Cup of Comfort
To Hot Chocolate
by Sara Brown
I can still remember the whistling of the little electric water heater at the cabin on Loon Lake, getting out the mismatched mugs and the powdered packets of hot chocolate mix. After a day of summer childhood bliss—swimming, sand villages, popsicles—cocoa was one final treat, something to be sipped after we got out of the shower and put on our pajamas, curled up with a book or playing a board game.
We didn’t care if it was watery, too hot or too cold, if we ran out of the good marshmallows. Hot chocolate at the end of the day was a tradition that carried us into our 20s, maybe because it was tasty, but maybe, too, because of the ritual: plugging in the old, silver heater, getting out the packets, carrying the mug to the porch while heat lightning flashed in the distant mountains of eastern Washington.
It’s hard not to love hot chocolate, really. It is sweet, creamy, and comforting, and warms you up after sledding or after the sun has gone down on a summer’s day. But more than that, every sip of hot chocolate I taste now unlocks memories, reminding me of all of the cups of cocoa that have come before. It brings me back to summers in the old cabin on the lake, or sledding in Wisconsin, and even to winter in Paris, where I spent a semester in college.
I arrived in Paris in January, when the city was beautiful and cold and gray.

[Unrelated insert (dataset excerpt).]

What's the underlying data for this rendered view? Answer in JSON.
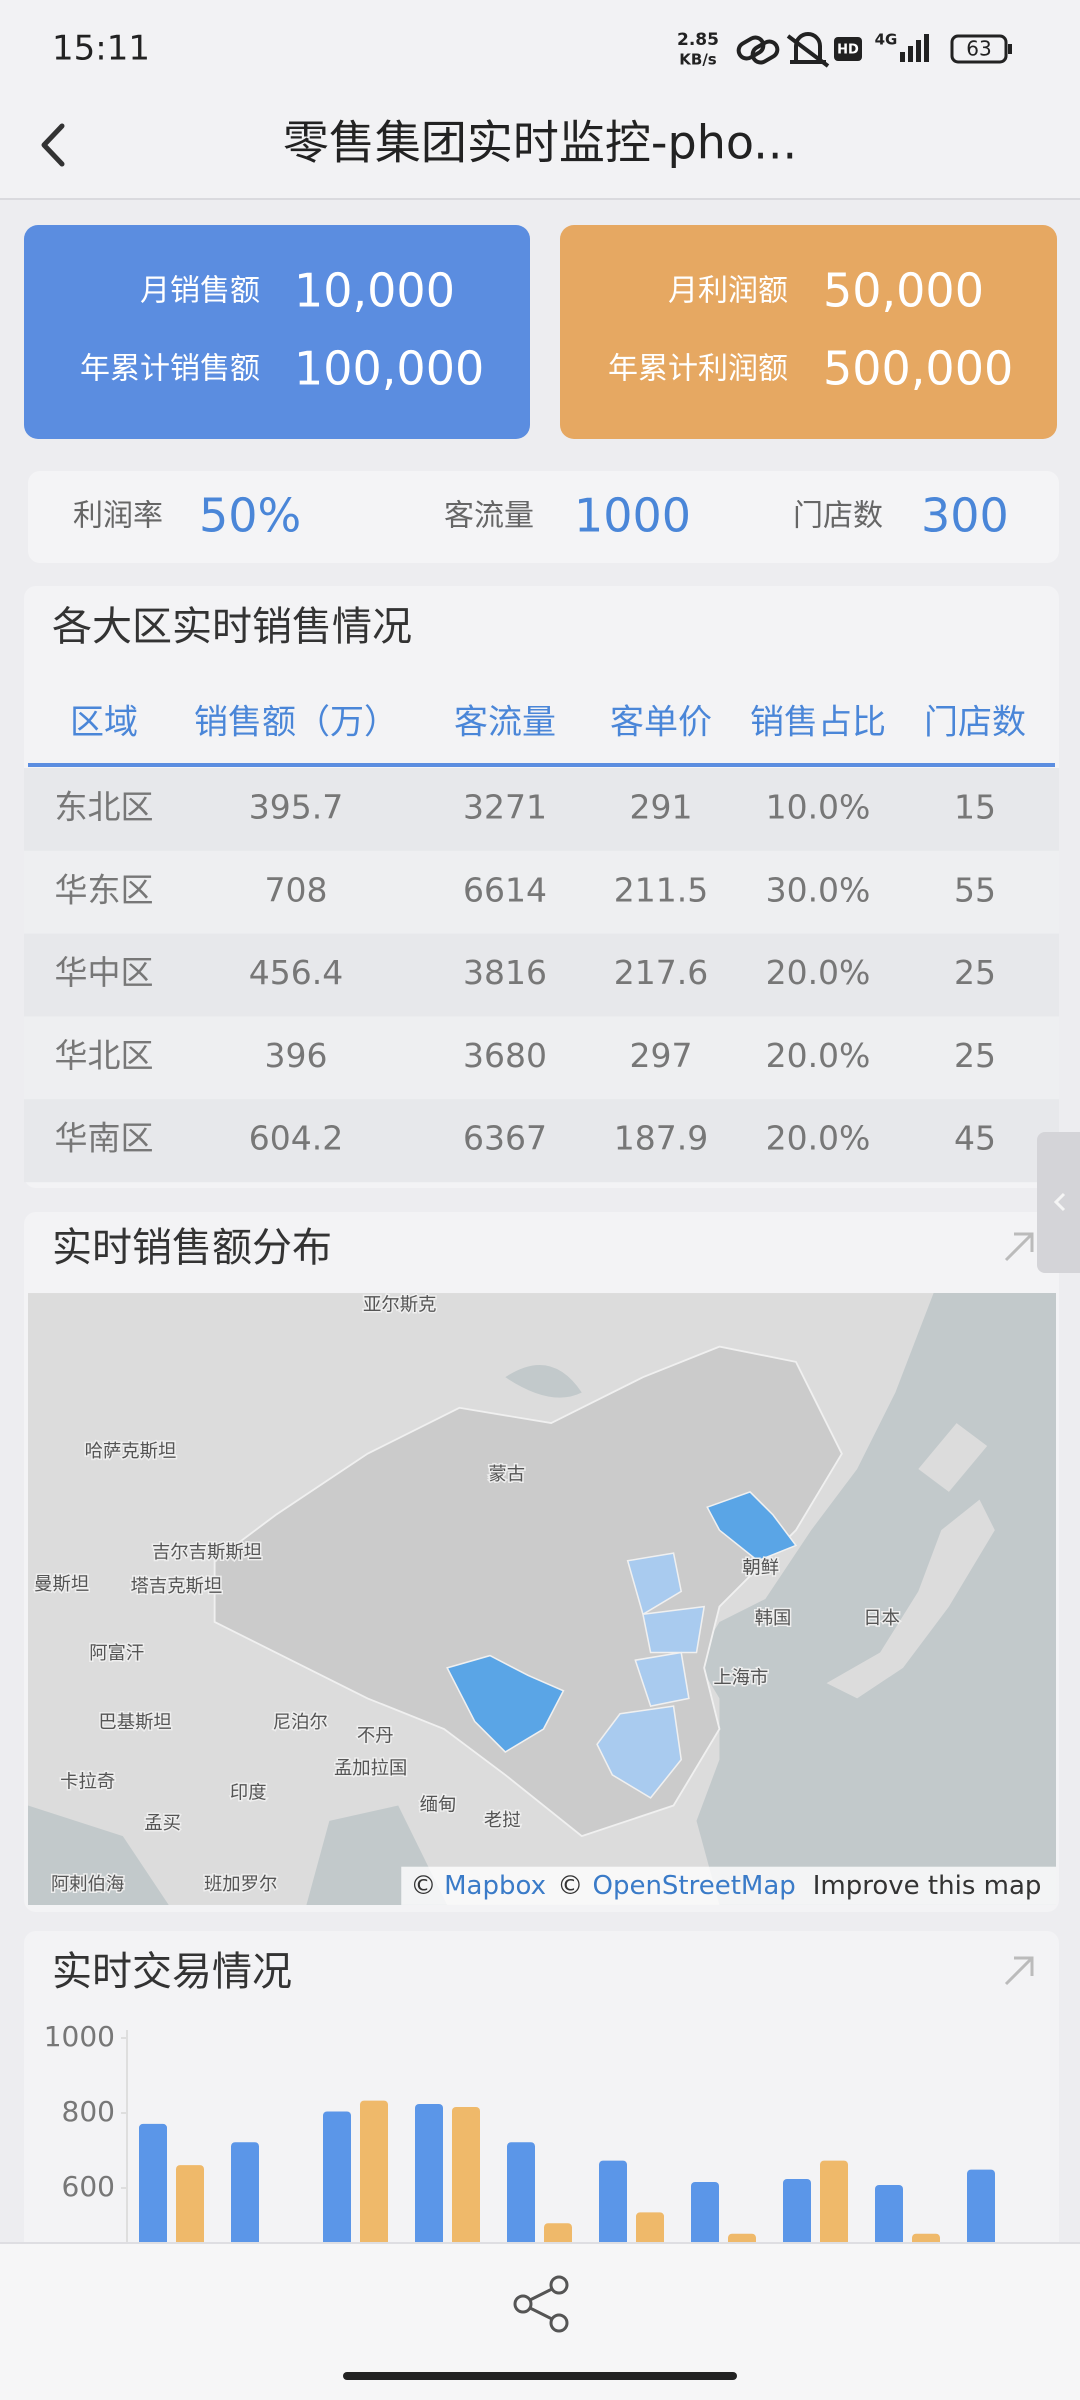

In the first few weeks one of my new friends took a group of us to Angelina on Rue Rivoli, an elegant dining room on the right bank of Paris. The thing to get, she said, was the chocolat chaud.
That cocoa was in a different universe than any other I’d had before: dark and thick, smooth and not too sweet, served in a small cup with a big cloud of whipped cream in its own dish on the side. It felt adult and sophisticated but also familiar. I took all my visitors to Angelina for chocolat chaud, excited to share the revelation of French cocoa, and I ordered chocolat chaud in little brasseries all over Paris into the spring.

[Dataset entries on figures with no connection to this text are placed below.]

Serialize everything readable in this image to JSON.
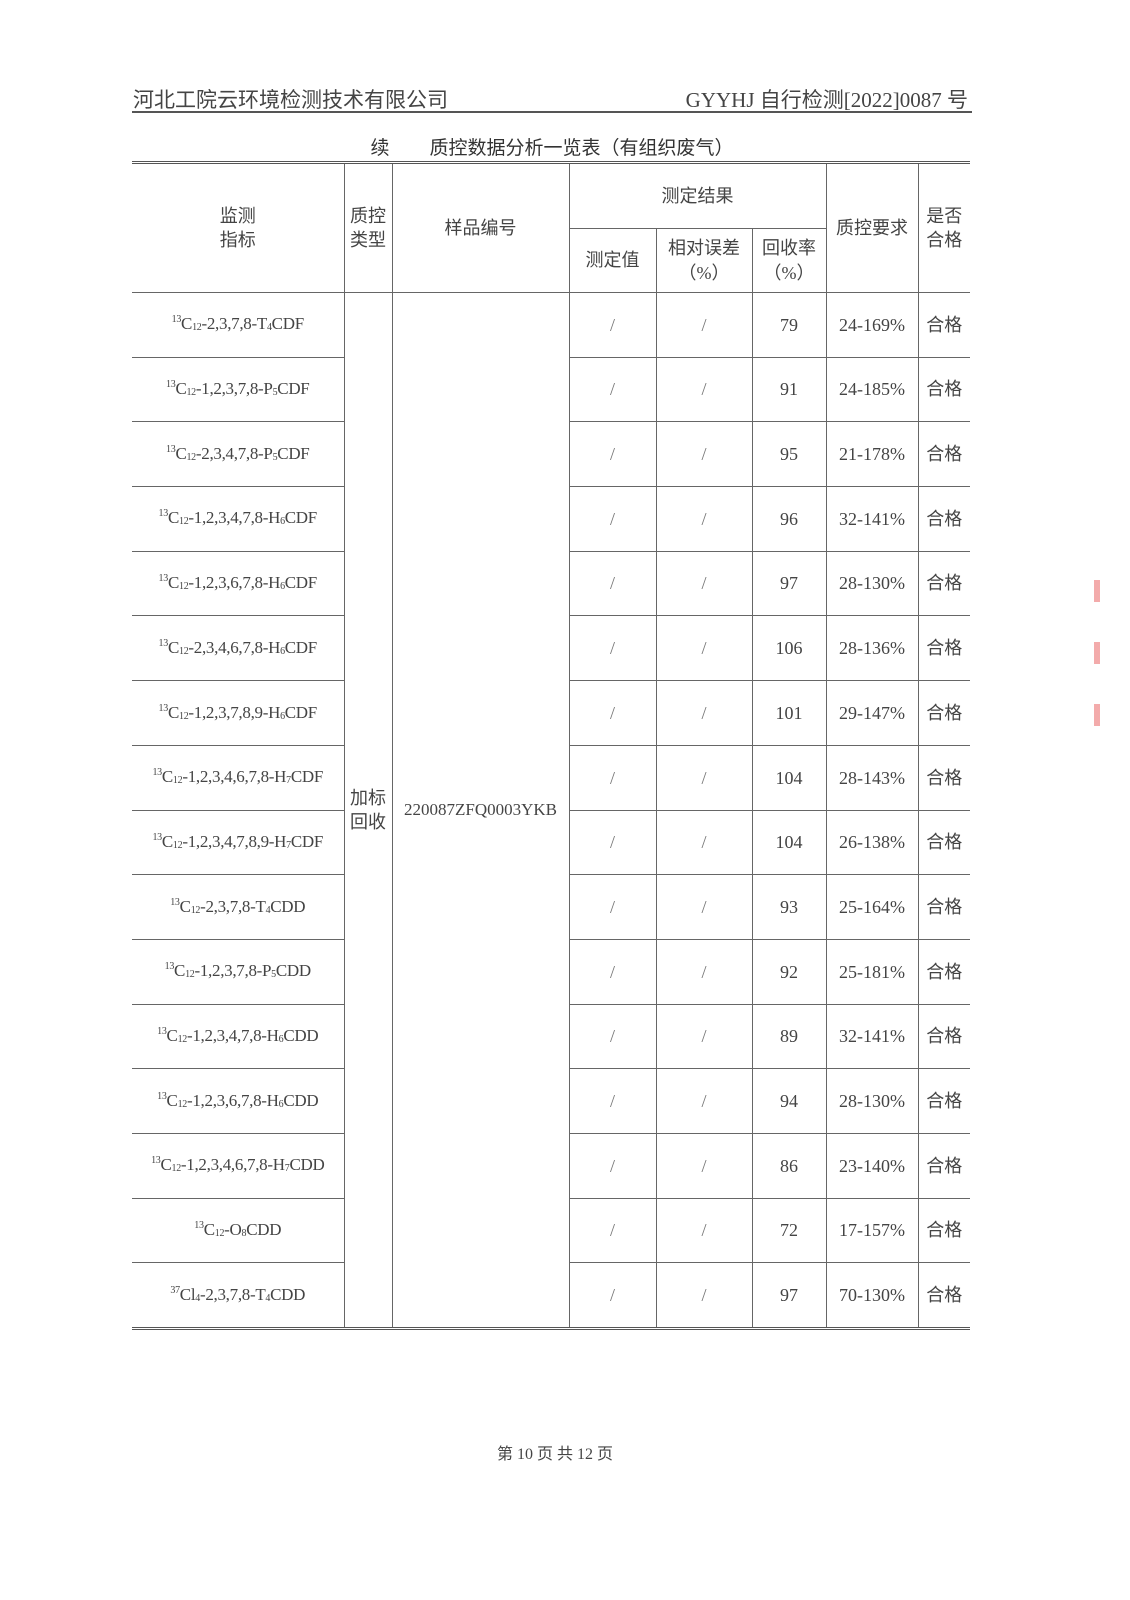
{
  "header": {
    "company": "河北工院云环境检测技术有限公司",
    "report_no": "GYYHJ 自行检测[2022]0087 号"
  },
  "table_title": {
    "prefix": "续",
    "text": "质控数据分析一览表（有组织废气）"
  },
  "columns": {
    "indicator": "监测\n指标",
    "qc_type": "质控\n类型",
    "sample_no": "样品编号",
    "results": "测定结果",
    "measured": "测定值",
    "rel_error": "相对误差\n（%）",
    "recovery": "回收率\n（%）",
    "qc_req": "质控要求",
    "pass": "是否\n合格"
  },
  "qc_type": "加标\n回收",
  "sample_no": "220087ZFQ0003YKB",
  "rows": [
    {
      "analyte": [
        "13",
        "C",
        "12",
        "-2,3,7,8-T",
        "4",
        "CDF"
      ],
      "measured": "/",
      "rel_error": "/",
      "recovery": "79",
      "requirement": "24-169%",
      "pass": "合格"
    },
    {
      "analyte": [
        "13",
        "C",
        "12",
        "-1,2,3,7,8-P",
        "5",
        "CDF"
      ],
      "measured": "/",
      "rel_error": "/",
      "recovery": "91",
      "requirement": "24-185%",
      "pass": "合格"
    },
    {
      "analyte": [
        "13",
        "C",
        "12",
        "-2,3,4,7,8-P",
        "5",
        "CDF"
      ],
      "measured": "/",
      "rel_error": "/",
      "recovery": "95",
      "requirement": "21-178%",
      "pass": "合格"
    },
    {
      "analyte": [
        "13",
        "C",
        "12",
        "-1,2,3,4,7,8-H",
        "6",
        "CDF"
      ],
      "measured": "/",
      "rel_error": "/",
      "recovery": "96",
      "requirement": "32-141%",
      "pass": "合格"
    },
    {
      "analyte": [
        "13",
        "C",
        "12",
        "-1,2,3,6,7,8-H",
        "6",
        "CDF"
      ],
      "measured": "/",
      "rel_error": "/",
      "recovery": "97",
      "requirement": "28-130%",
      "pass": "合格"
    },
    {
      "analyte": [
        "13",
        "C",
        "12",
        "-2,3,4,6,7,8-H",
        "6",
        "CDF"
      ],
      "measured": "/",
      "rel_error": "/",
      "recovery": "106",
      "requirement": "28-136%",
      "pass": "合格"
    },
    {
      "analyte": [
        "13",
        "C",
        "12",
        "-1,2,3,7,8,9-H",
        "6",
        "CDF"
      ],
      "measured": "/",
      "rel_error": "/",
      "recovery": "101",
      "requirement": "29-147%",
      "pass": "合格"
    },
    {
      "analyte": [
        "13",
        "C",
        "12",
        "-1,2,3,4,6,7,8-H",
        "7",
        "CDF"
      ],
      "measured": "/",
      "rel_error": "/",
      "recovery": "104",
      "requirement": "28-143%",
      "pass": "合格"
    },
    {
      "analyte": [
        "13",
        "C",
        "12",
        "-1,2,3,4,7,8,9-H",
        "7",
        "CDF"
      ],
      "measured": "/",
      "rel_error": "/",
      "recovery": "104",
      "requirement": "26-138%",
      "pass": "合格"
    },
    {
      "analyte": [
        "13",
        "C",
        "12",
        "-2,3,7,8-T",
        "4",
        "CDD"
      ],
      "measured": "/",
      "rel_error": "/",
      "recovery": "93",
      "requirement": "25-164%",
      "pass": "合格"
    },
    {
      "analyte": [
        "13",
        "C",
        "12",
        "-1,2,3,7,8-P",
        "5",
        "CDD"
      ],
      "measured": "/",
      "rel_error": "/",
      "recovery": "92",
      "requirement": "25-181%",
      "pass": "合格"
    },
    {
      "analyte": [
        "13",
        "C",
        "12",
        "-1,2,3,4,7,8-H",
        "6",
        "CDD"
      ],
      "measured": "/",
      "rel_error": "/",
      "recovery": "89",
      "requirement": "32-141%",
      "pass": "合格"
    },
    {
      "analyte": [
        "13",
        "C",
        "12",
        "-1,2,3,6,7,8-H",
        "6",
        "CDD"
      ],
      "measured": "/",
      "rel_error": "/",
      "recovery": "94",
      "requirement": "28-130%",
      "pass": "合格"
    },
    {
      "analyte": [
        "13",
        "C",
        "12",
        "-1,2,3,4,6,7,8-H",
        "7",
        "CDD"
      ],
      "measured": "/",
      "rel_error": "/",
      "recovery": "86",
      "requirement": "23-140%",
      "pass": "合格"
    },
    {
      "analyte": [
        "13",
        "C",
        "12",
        "-O",
        "8",
        "CDD"
      ],
      "measured": "/",
      "rel_error": "/",
      "recovery": "72",
      "requirement": "17-157%",
      "pass": "合格"
    },
    {
      "analyte": [
        "37",
        "Cl",
        "4",
        "-2,3,7,8-T",
        "4",
        "CDD"
      ],
      "measured": "/",
      "rel_error": "/",
      "recovery": "97",
      "requirement": "70-130%",
      "pass": "合格"
    }
  ],
  "footer": "第 10 页 共 12 页"
}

Back at my small, all-girls dorm, the cooks put out a snack for us every afternoon: a basket of madeleines or shortbread biscuits and tea, coffee, or hot chocolate, and I developed a technique for making a creamy daily mug of hot chocolate: whisking the powder with a splash of milk, heating it, slowly adding more milk and stirring until the powder was finely mixed. I sipped my new hot chocolate at the old wooden tables overlooking Rue Gay Lussac while I conjugated verbs or tried out French conservation with my dorm mates. The ritual became so much a part of my time in Paris that I took one of the yellow packets home, not to use but to keep as a reminder of my life in France.
One late summer night this year, fall chill in the air, I pulled out a fancy tin of sipping chocolate I’d been given as a gift and mixed it up with my old Parisian technique. The sound of the spoon clinking the mug, the sweet chocolatey steam, was a portal to the past. I sipped and remembered.